Adding a Subspecialty Fellowship
General pediatrics residency gets you to the point of practicing independently as a pediatrician. But if you want to subspecialize, you’ll need a fellowship after residency. Many of the most common pediatric subspecialties require three additional years of training, including pediatric cardiology, neonatal-perinatal medicine, pediatric gastroenterology, and pediatric hematology-oncology. Each of these also includes a scholarly activity requirement, meaning research is built into the fellowship.
So the total training timeline for a pediatric subspecialist is typically 4 years of medical school, 3 years of residency, and 3 years of fellowship: 10 years of post-college training before you’re fully credentialed.
Accelerated and Research Pathways
For residents who know early on that they want to pursue research-heavy careers, some programs offer modified tracks. The Accelerated Research Pathway requires two years of core clinical pediatrics training (at least 22 clinical months) followed by entry into a subspecialty fellowship, where you complete at least one additional year with a minimum of six months of clinical experience. The Integrated Research Pathway similarly requires at least 22 months of core clinical pediatric training but weaves research into the residency structure from the start. Both pathways still lead to general pediatrics board eligibility, but they’re designed for a small number of residents committed to academic medicine.

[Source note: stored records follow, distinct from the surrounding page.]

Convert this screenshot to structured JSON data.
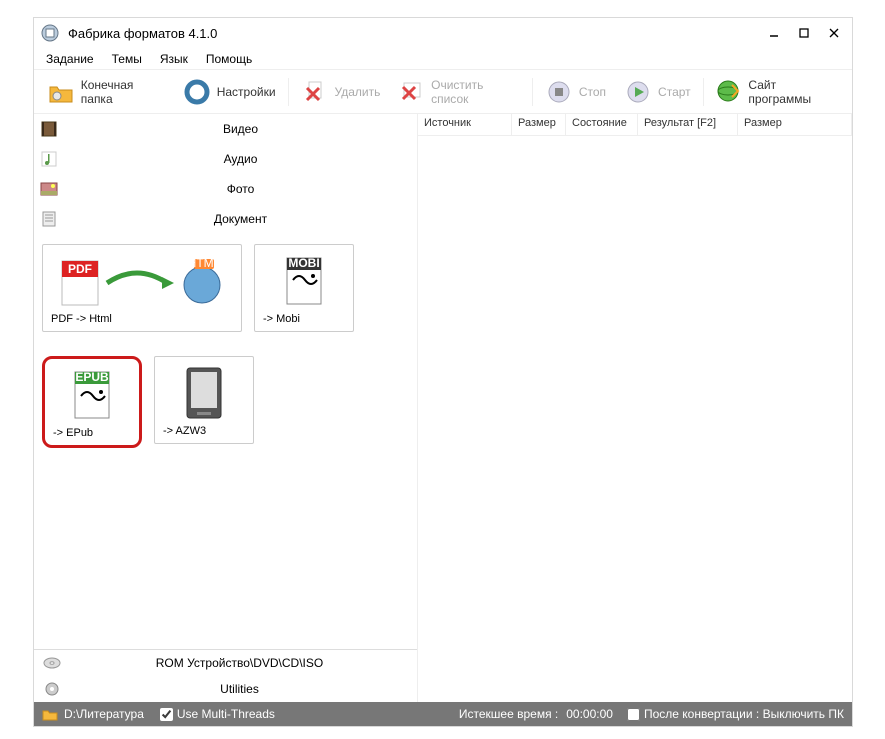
{
  "window": {
    "title": "Фабрика форматов 4.1.0"
  },
  "menu": {
    "task": "Задание",
    "themes": "Темы",
    "lang": "Язык",
    "help": "Помощь"
  },
  "toolbar": {
    "output": "Конечная папка",
    "settings": "Настройки",
    "delete": "Удалить",
    "clear": "Очистить список",
    "stop": "Стоп",
    "start": "Старт",
    "site": "Сайт программы"
  },
  "categories": {
    "video": "Видео",
    "audio": "Аудио",
    "photo": "Фото",
    "doc": "Документ"
  },
  "tiles": {
    "pdf_html": "PDF -> Html",
    "mobi": "-> Mobi",
    "epub": "-> EPub",
    "azw3": "-> AZW3"
  },
  "columns": {
    "source": "Источник",
    "size": "Размер",
    "status": "Состояние",
    "result": "Результат [F2]",
    "size2": "Размер"
  },
  "footer": {
    "rom": "ROM Устройство\\DVD\\CD\\ISO",
    "util": "Utilities"
  },
  "status": {
    "path": "D:\\Литература",
    "threads": "Use Multi-Threads",
    "elapsed_label": "Истекшее время :",
    "elapsed_val": "00:00:00",
    "after": "После конвертации : Выключить ПК"
  }
}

Total Time From Medical School to Practice
For someone going straight into general pediatrics, the path after college looks like this: 4 years of medical school followed by 3 years of residency, putting you in independent practice 7 years after starting medical school. A Med-Peds track adds one year to that total. Subspecialists who complete a three-year fellowship are looking at 10 years, and child neurologists finish their five-year residency track at roughly the same point.
Compared to other medical specialties, pediatrics residency is on the shorter side. Surgical residencies typically run five to seven years, and many internal medicine subspecialties require similar total training times. The three-year core pediatrics residency is the same length as internal medicine, family medicine, and emergency medicine.